Когда они входили в кухню, она разглядела, что эти двое – не те, что были здесь раньше. Этих двоих здесь еще не было.
– Садитесь, – сказала она им в кухне и пододвинула стулья к столу.
– Итак, госпожа Моосгабр, – сказали они, когда сели и оглядели стол, тарелку с кусками сала и белый пакет, – итак, госпожа Моосгабр, мы здесь. Знаете ли вы, почему мы здесь? – спросили они, осматривая кухню, и на их лицах появилась улыбка.
– Верно, из-за этих дневных газет, – выдохнула госпожа Моосгабр и посмотрела на пол: у дивана все еще лежали несколько экземпляров «Расцвета» и веревка, – я должна отдать в редакцию четвертаки и карточку, что они мне дали, завтра я это сделаю. Сегодня не успела. Но завтра я все им верну.
– Мы пришли не из-за газет, – улыбнулись они, глядя на тарелку с салом и на пакет, – мы не журналисты и не пишем в газету. Мы пришли по другой причине.
– Вы пришли из-за этих вещей, что спрятал здесь Везр, – вздохнула госпожа Моосгабр и покачала головой, – я так и подумала. Он положил все сюда под диван, я сейчас вам все вытащу. Там и хрестоматия и башмаки, ума не приложу, что мне со всем этим делать. Они положили это сюда против моей воли.
– Везр – ваш сын, не так ли? – спросил один полицейский. – У вас еще дочь Набуле. – И когда госпожа Моосгабр вздохнула, полицейский улыбнулся, оглядел кухню и сказал: – Но мы пришли и не ради этого. Ничего из-под дивана, мадам, не вытаскивайте. Это нас не интересует, мы не покупатели.

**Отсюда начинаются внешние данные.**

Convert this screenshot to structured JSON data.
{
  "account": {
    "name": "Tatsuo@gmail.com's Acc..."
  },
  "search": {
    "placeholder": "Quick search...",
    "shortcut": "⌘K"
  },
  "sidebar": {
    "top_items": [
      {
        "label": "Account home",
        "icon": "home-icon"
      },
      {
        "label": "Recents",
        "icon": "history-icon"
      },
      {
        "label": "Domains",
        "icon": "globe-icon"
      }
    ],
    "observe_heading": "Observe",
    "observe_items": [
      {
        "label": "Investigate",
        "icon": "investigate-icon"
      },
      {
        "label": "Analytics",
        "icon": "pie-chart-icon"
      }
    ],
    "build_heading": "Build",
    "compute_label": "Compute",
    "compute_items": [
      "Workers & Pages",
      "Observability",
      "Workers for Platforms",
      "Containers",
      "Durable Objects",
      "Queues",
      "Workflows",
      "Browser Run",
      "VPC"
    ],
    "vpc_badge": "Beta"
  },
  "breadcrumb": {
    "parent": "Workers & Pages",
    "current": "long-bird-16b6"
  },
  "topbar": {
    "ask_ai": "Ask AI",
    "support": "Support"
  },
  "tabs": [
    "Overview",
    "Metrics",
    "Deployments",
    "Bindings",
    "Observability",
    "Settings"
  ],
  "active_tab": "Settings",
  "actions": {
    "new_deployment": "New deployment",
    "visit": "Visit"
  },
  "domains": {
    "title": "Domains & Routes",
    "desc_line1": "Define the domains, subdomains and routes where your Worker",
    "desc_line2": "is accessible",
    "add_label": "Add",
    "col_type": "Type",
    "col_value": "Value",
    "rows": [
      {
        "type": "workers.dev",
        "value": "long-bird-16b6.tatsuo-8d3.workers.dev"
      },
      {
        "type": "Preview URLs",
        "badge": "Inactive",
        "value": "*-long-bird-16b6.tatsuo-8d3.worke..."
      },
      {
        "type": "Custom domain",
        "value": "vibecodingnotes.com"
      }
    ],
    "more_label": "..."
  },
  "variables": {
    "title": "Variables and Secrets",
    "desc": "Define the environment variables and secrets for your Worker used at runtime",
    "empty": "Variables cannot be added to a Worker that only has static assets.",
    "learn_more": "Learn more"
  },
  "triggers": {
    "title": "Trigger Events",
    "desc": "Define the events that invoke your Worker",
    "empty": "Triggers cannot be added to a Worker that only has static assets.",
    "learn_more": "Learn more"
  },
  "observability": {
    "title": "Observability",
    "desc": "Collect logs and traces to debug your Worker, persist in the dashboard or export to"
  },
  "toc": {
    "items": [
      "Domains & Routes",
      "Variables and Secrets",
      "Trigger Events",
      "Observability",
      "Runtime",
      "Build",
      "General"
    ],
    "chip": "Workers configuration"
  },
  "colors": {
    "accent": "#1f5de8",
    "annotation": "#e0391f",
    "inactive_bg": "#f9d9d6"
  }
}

– Господи Боже, – выдохнула госпожа Моосгабр и схватилась за расчесанные волосы, – вы пришли из-за мальчика Линпека. – И после минутного молчания она сказала: – Из-за этого блондинчика в зеленом свитерке, который продает на станции «Кладбище» с тележки.
– Госпожа, – сказал полицейский и посмотрел на часы у печи, – мы пришли не из-за Линпека. Никакого Линпека со станции «Кладбище» мы не знаем. Мы знаем Ульриха Линпека из «Рая», это правда, – он посмотрел на своего товарища, – Ульриха Линпека, криминолога, который написал книгу о потере памяти. Но он умер сто двадцать лет назад. Мы пришли по совершенно другой причине. Мы пришли посмотреть, как вы живете.
В кухне на мгновение воцарилась тишина.
– Как я живу? – сказала госпожа Моосгабр и схватилась за расчесанные волосы. – Как я живу?
И полицейские кивнули и сказали:
– Да, как живете.
И снова воцарилась тишина, и полицейские оглядели кухню, матовое окно, буфет, печь, диван, а потом снова стол, тарелку с салом и белый пакет.
– Ну как я живу, – сказала наконец госпожа Моосгабр, тоже усевшись на стул, – живу все время здесь. Но недавно здесь уже были два господина от вас, приходили посмотреть, как я живу, – сказала она. – Дочка с зятем копят на квартиру в Алжбетове, они будут жить там.
– Мы знаем, – кивнул один полицейский, – но скажите, как долго вы тут живете?
– Да уж лет пятьдесят, – сказала госпожа Моосгабр, сидя на стуле, – уж и не припомню точно. Любой в нашем доме знает, как давно я здесь живу, и привратница Кральц, и Штайнхёгеры, и Фаберы, у которых мальчик разбился, они тоже здесь давно живут, или, по крайней мере, жили их родители. Пятьдесят лет они знают меня, а я знаю их.
– А где вы, госпожа Моосгабр, жили до этого? – спросили полицейские и на минуту перестали осматриваться.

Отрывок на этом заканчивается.